Tuhan berfirman, “Sesungguhnya Kami menciptakan manusia dalam keadaan yang sebaik-baiknya (Q.S. At Tin : 4). Dengan penemuan-penemuan yang beragam itu, otomatis manusia telah menciptakan budaya-budayanya yang beragam pula. Jika menurut pelajaran sejarah di sekolah, manusia purba belum sempurna dalam menutupi badannya, kini, kita hidup dalam balutan pakaian yang sempurna.
Bahkan saking sempurnanya, Wakil Presiden pun ikut berkomentar, kalau kita diharapkan jadi pusat fashion dunia. Wah.. wah.. Pak Kiyai sepertinya kepingin kita seperti kota Paris, ya? Tapi pak Kiayi, bukankah kita sudah punya Paris Van Java?
Kemajuan teknologi saat ini semakin cenderung kepada pemusatan sebuah basis data individu pada perangkat dan aplikasi tertentu. Seseorang dapat melakukan berbagai tindakan tanpa harus bertatap muka langsung, kecanggihan ini patut dihargai sebagai upaya panjang manusia dalam memudahkan dirinya, tetapi harus juga diwaspadai karena di balik kemudahan yang diciptakan terdapat ranjau-ranjau yang menjebak.
Tentu jebakan-jebakan itu telah dan akan kita rasakan, sebagai konsekuensi atas apa yang kita kerjakan. Hampir seluruh aspek kehidupan telah menanggung dampak atas pemahaman manusia yang “mendewakan” dirinya sendiri atas berbagai penemuannya. Secara sadar, manusia meyakini bahwa apa yang diperbuat telah sesuai dengan pemikiran dan gagasan yang terkadang dilegitimasi pakai embel-embel ilmiah.
Padahal, paham antroposentris seperti itu tidak selamanya dapat dibenarkan begitu saja.

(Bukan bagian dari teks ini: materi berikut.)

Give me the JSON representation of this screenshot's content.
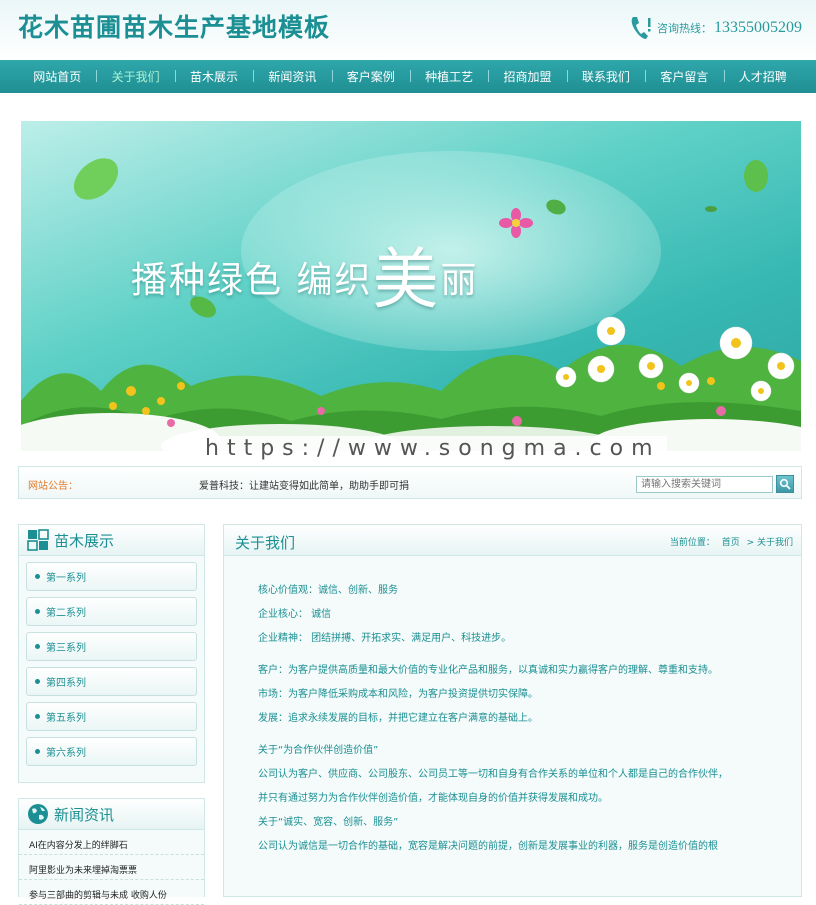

Mungkin ini salah satu alasan mengapa dahulu para malaikat protes saat Tuhan berfirman, “Dan (ingatlah) ketika Tuhanmu berfirman kepada para malaikat, “Aku hendak menjadikan khalifah di bumi.” Mereka berkata, “Apakah Engkau hendak menjadikan orang yang merusak dan menumpahkan darah di sana, sedangkan kami bertasbih memuji-Mu dan menyucikan nama-Mu?” Dia berfirman, “Sungguh, Aku mengetahui apa yang tidak kamu ketahui.” (Q.S. Al Baqarah ayat 30).
Manusia hendaknya harus percaya diri, atas segala potensi jasad dan akal yang telah dianugerahkan Tuhan. Kemampuan inilah yang tidak dimiliki makhluk lain, tetapi apakah atas dasar kemampuan dan kepercayaan diri itu lantas kita lalai dengan kemampuan-kemampuan mahluk lain atau bahkan kepada pemilik kemampuan sejati?
“Dan janganlah kamu berjalan di muka bumi ini dengan sombong, karena sesungguhnya kamu sekali-kali tidak dapat menembus bumi dan sekali-kali kamu tidak akan sampai setinggi gunung”. (Q.S Al Isra Ayat 37).
Kepercayaan diri yang seperti apa yang telah kita bangun hari ini? Jika kenyataannya kita sendiri yang membunuh kepercayaan itu? Di masa pagebluk, koruptor hanya perlu menangis dan menulis pledoi di pengadilan karena ia telah dihina, dihujat dan diumpat, kemudian diringankan hukumannya, padahal sebelumnya ia dengan sadar telah menggerogoti hak rakyatnya.
Kenyataan pahitnya, pagebluk tidak juga menyadarkan bahwa ada kekuatan lain di luar diri manusia dan kita masih bertahan pada egosentris, bahwa manusia mampu mengendalikan dan mengembalikan keadaan.
Dalam perspektif tertentu, antroposentrisme mendorong manusia bersikap subjektif. Hal ini bisa saja dilandasi atas kepercayaan diri yang berlebihan atau kekuasaan atas manusia lain. Dengan kekuasaan itu manusia kemudian beranggapan mampu secara utuh berdasarkan pemikirannya sendiri, dapat menyelesaikan beragam persoalan.
“Perumpamaan orang-orang yang mengambil pelindung-pelindung selain Allah adalah seperti laba-laba yang membuat rumah. Dan sesungguhnya rumah yang paling lemah adalah rumah laba-laba kalau mereka mengetahui.” (Q.S. Al Ankabut : 41).
Budayawan Emha Ainun Najib berpendapat, kekalahan paling memerosotkan manusia pada derajat hidup yang paling rendah, terjadi ketika orang yang kalah merasa menang hanya karena perutnya kenyang.(*)
Penulis merupakan Konsultan Hukum Pada Kantor Bantuan Dan Kajian Hukum Utilitarians Righibran.